As Austin grapples with its affordability crisis, much of the focus has been on how city leaders can incentivize developers to build new housing that includes units reserved for residents at certain income levels.
Some city leaders, however, suggest that the city may be neglecting, or even encouraging the destruction of, the largest existing source of housing for those of modest means: privately owned, market-rate housing.
A 2014 report by HousingWorks found that the city had 62,000 unsubsidized units affordable to those at 60 percent of the median family income or less, compared to only 18,500 income-restricted units. In addition to being more plentiful, market-rate units carry the additional benefit of not burdening city taxpayers with management or monitoring expenses, notes a resolution that City Council will take up Thursday.
An obvious challenge, however, is that a large percentage of the low-cost market-rate housing is older and likely to soon be demolished and replaced with more expensive units. The incentives to demolish are particularly strong in the context of a booming population, including many well-to-do newcomers in search of luxury housing.
It’s an issue that Mayor Pro Tem Kathie Tovo wants the city to consider as it approaches CodeNEXT, its long-delayed overhaul of the Land Development Code.
The resolution she is asking Council to approve will direct city staff and the consultants working on crafting CodeNEXT “to evaluate the potential net loss or gain of market affordable housing” that will result from changes to zoning or entitlements in the new code.

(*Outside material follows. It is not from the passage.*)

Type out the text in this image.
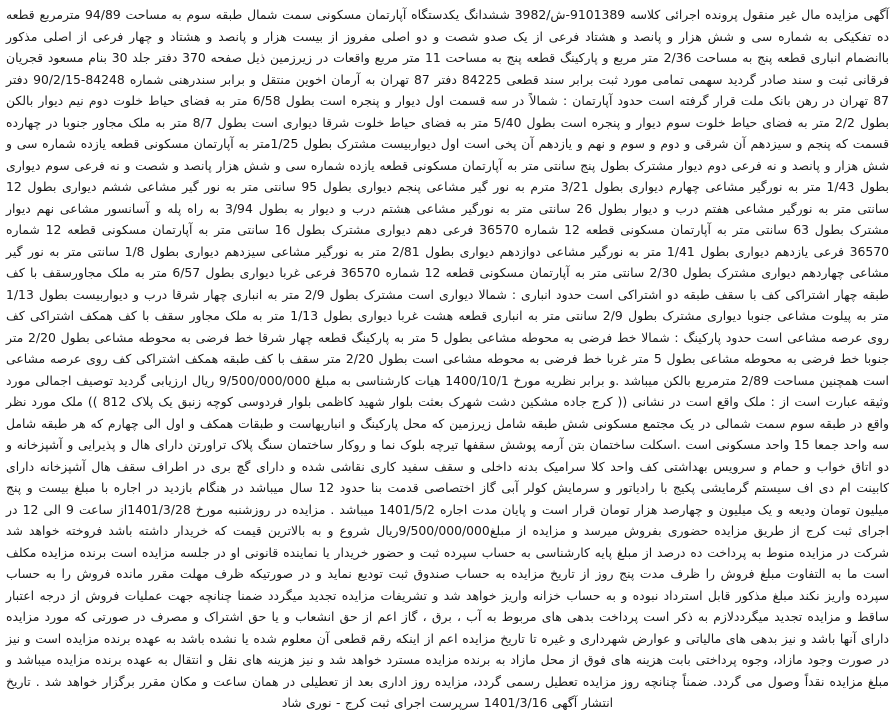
آگهی مزایده مال غیر منقول پرونده اجرائی کلاسه 9101389-ش/3982 ششدانگ یکدستگاه آپارتمان مسکونی سمت شمال طبقه سوم به مساحت 94/89 مترمربع قطعه ده تفکیکی به شماره سی و شش هزار و پانصد و هشتاد فرعی از یک صدو شصت و دو اصلی مفروز از بیست هزار و پانصد و هشتاد و چهار فرعی از اصلی مذکور باانضمام انباری قطعه پنج به مساحت 2/36 متر مربع و پارکینگ قطعه پنج به مساحت 11 متر مربع واقعات در زیرزمین ذیل صفحه 370 دفتر جلد 30 بنام مسعود قجریان فرقانی ثبت و سند صادر گردید سهمی تمامی مورد ثبت برابر سند قطعی 84225 دفتر 87 تهران به آرمان اخوین منتقل و برابر سندرهنی شماره 84248-90/2/15 دفتر 87 تهران در رهن بانک ملت قرار گرفته است حدود آپارتمان : شمالاً در سه قسمت اول دیوار و پنجره است بطول 6/58 متر به فضای حیاط خلوت دوم نیم دیوار بالکن بطول 2/2 متر به فضای حیاط خلوت سوم دیوار و پنجره است بطول 5/40 متر به فضای حیاط خلوت شرقا دیواری است بطول 8/7 متر به ملک مجاور جنوبا در چهارده قسمت که پنجم و سیزدهم آن شرقی و دوم و سوم و نهم و یازدهم آن پخی است اول دیواربیست مشترک بطول 1/25متر به آپارتمان مسکونی قطعه یازده شماره سی و شش هزار و پانصد و نه فرعی دوم دیوار مشترک بطول پنج سانتی متر به آپارتمان مسکونی قطعه یازده شماره سی و شش هزار پانصد و شصت و نه فرعی سوم دیواری بطول 1/43 متر به نورگیر مشاعی چهارم دیواری بطول 3/21 مترم به نور گیر مشاعی پنجم دیواری بطول 95 سانتی متر به نور گیر مشاعی ششم دیواری بطول 12 سانتی متر به نورگیر مشاعی هفتم درب و دیوار بطول 26 سانتی متر به نورگیر مشاعی هشتم درب و دیوار به بطول 3/94 به راه پله و آسانسور مشاعی نهم دیوار مشترک بطول 63 سانتی متر به آپارتمان مسکونی قطعه 12 شماره 36570 فرعی دهم دیواری مشترک بطول 16 سانتی متر به آپارتمان مسکونی قطعه 12 شماره 36570 فرعی یازدهم دیواری بطول 1/41 متر به نورگیر مشاعی دوازدهم دیواری بطول 2/81 متر به نورگیر مشاعی سیزدهم دیواری بطول 1/8 سانتی متر به نور گیر مشاعی چهاردهم دیواری مشترک بطول 2/30 سانتی متر به آپارتمان مسکونی قطعه 12 شماره 36570 فرعی غربا دیواری بطول 6/57 متر به ملک مجاورسقف با کف طبقه چهار اشتراکی کف با سقف طبقه دو اشتراکی است حدود انباری : شمالا دیواری است مشترک بطول 2/9 متر به انباری چهار شرقا درب و دیواربیست بطول 1/13 متر به پیلوت مشاعی جنوبا دیواری مشترک بطول 2/9 سانتی متر به انباری قطعه هشت غربا دیواری بطول 1/13 متر به ملک مجاور سقف با کف همکف اشتراکی کف روی عرصه مشاعی است حدود پارکینگ : شمالا خط فرضی به محوطه مشاعی بطول 5 متر به پارکینگ قطعه چهار شرقا خط فرضی به محوطه مشاعی بطول 2/20 متر جنوبا خط فرضی به محوطه مشاعی بطول 5 متر غربا خط فرضی به محوطه مشاعی است بطول 2/20 متر سقف با کف طبقه همکف اشتراکی کف روی عرصه مشاعی است همچنین مساحت 2/89 مترمربع بالکن میباشد .و برابر نظریه مورخ 1400/10/1 هیات کارشناسی به مبلغ 9/500/000/000 ریال ارزیابی گردید توصیف اجمالی مورد وثیقه عبارت است از : ملک واقع است در نشانی (( کرج جاده مشکین دشت شهرک بعثت بلوار شهید کاظمی بلوار فردوسی کوچه زنبق یک پلاک 812 )) ملک مورد نظر واقع در طبقه سوم سمت شمالی در یک مجتمع مسکونی شش طبقه شامل زیرزمین که محل پارکینگ و انباریهاست و طبقات همکف و اول الی چهارم که هر طبقه شامل سه واحد جمعا 15 واحد مسکونی است .اسکلت ساختمان بتن آرمه پوشش سقفها تیرچه بلوک نما و روکار ساختمان سنگ پلاک تراورتن دارای هال و پذیرایی و آشپزخانه و دو اتاق خواب و حمام و سرویس بهداشتی کف واحد کلا سرامیک بدنه داخلی و سقف سفید کاری نقاشی شده و دارای گچ بری در اطراف سقف هال آشپزخانه دارای کابینت ام دی اف سیستم گرمایشی پکیج با رادیاتور و سرمایش کولر آبی گاز اختصاصی قدمت بنا حدود 12 سال میباشد در هنگام بازدید در اجاره با مبلغ بیست و پنج میلیون تومان ودیعه و یک میلیون و چهارصد هزار تومان قرار است و پایان مدت اجاره 1401/5/2 میباشد . مزایده در روزشنبه مورخ 1401/3/28از ساعت 9 الی 12 در اجرای ثبت کرج از طریق مزایده حضوری بفروش میرسد و مزایده از مبلغ9/500/000/000ریال شروع و به بالاترین قیمت که خریدار داشته باشد فروخته خواهد شد شرکت در مزایده منوط به پرداخت ده درصد از مبلغ پایه کارشناسی به حساب سپرده ثبت و حضور خریدار یا نماینده قانونی او در جلسه مزایده است برنده مزایده مکلف است ما به التفاوت مبلغ فروش را ظرف مدت پنج روز از تاریخ مزایده به حساب صندوق ثبت تودیع نماید و در صورتیکه ظرف مهلت مقرر مانده فروش را به حساب سپرده واریز نکند مبلغ مذکور قابل استرداد نبوده و به حساب خزانه واریز خواهد شد و تشریفات مزایده تجدید میگردد ضمنا چنانچه جهت عملیات فروش از درجه اعتبار ساقط و مزایده تجدید میگرددلازم به ذکر است پرداخت بدهی های مربوط به آب ، برق ، گاز اعم از حق انشعاب و یا حق اشتراک و مصرف در صورتی که مورد مزایده دارای آنها باشد و نیز بدهی های مالیاتی و عوارض شهرداری و غیره تا تاریخ مزایده اعم از اینکه رقم قطعی آن معلوم شده یا نشده باشد به عهده برنده مزایده است و نیز در صورت وجود مازاد، وجوه پرداختی بابت هزینه های فوق از محل مازاد به برنده مزایده مسترد خواهد شد و نیز هزینه های نقل و انتقال به عهده برنده مزایده میباشد و مبلغ مزایده نقداً وصول می گردد. ضمناً چنانچه روز مزایده تعطیل رسمی گردد، مزایده روز اداری بعد از تعطیلی در همان ساعت و مکان مقرر برگزار خواهد شد . تاریخ انتشار آگهی 1401/3/16 سرپرست اجرای ثبت کرج - نوری شاد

The city, notes the resolution, should strive “to ensure that proposed changes to the Land Development Code do not inadvertently incentivize the demolition of existing market rate affordable units, especially family-friendly units.”
In addition, the resolution calls on staff to identify properties that could be acquired by the affordable housing strike fund. The strike fund, a concept championed by Mayor Steve Adler that is still being developed, is a private entity funded by private investors that will acquire and manage housing aimed at middle-income tenants.
Council Member Greg Casar unveiled an amendment that he plans to offer to the resolution that calls on staff to not only assess the potential loss of market-rate affordable units, but the potential gain of subsidized affordable units.
While Tovo’s resolution focuses on housing affordable to those between 60 percent MFI and 120 percent MFI, Casar’s broadens it to include those living at as low as 40 percent MFI.
The amendment “is meant to clarify what I think everybody wants from the resolution,” Casar later told the Austin Monitor.
Casar also made the point that much of the loss of affordable units comes from property owners who renovate their properties or simply raise rents in response to the influx of wealthier residents.
Council Member Jimmy Flannigan wondered whether certain older units could truly be classified as “affordable” if they are either “unlivable” or in need of expensive renovation. Tovo conceded that “some of what is nonsubsidized affordable housing is substandard housing.”
Flannigan also suggested that the city incorporate transportation into its affordability calculation. There are plenty of low-cost units in his suburban district in Northwest Austin, he said, but many of the people who occupy them have to spend heavily on transportation to get to work elsewhere in the city.
Adler said he liked the idea of focusing on a broad range of incomes, including those living at above the area median, many of whom are also moving outside of the city to find cheaper housing. He does not want to see Austin become like San Francisco.
“The only people in San Francisco are those who can afford really expensive homes or those in subsidized homes,” he said.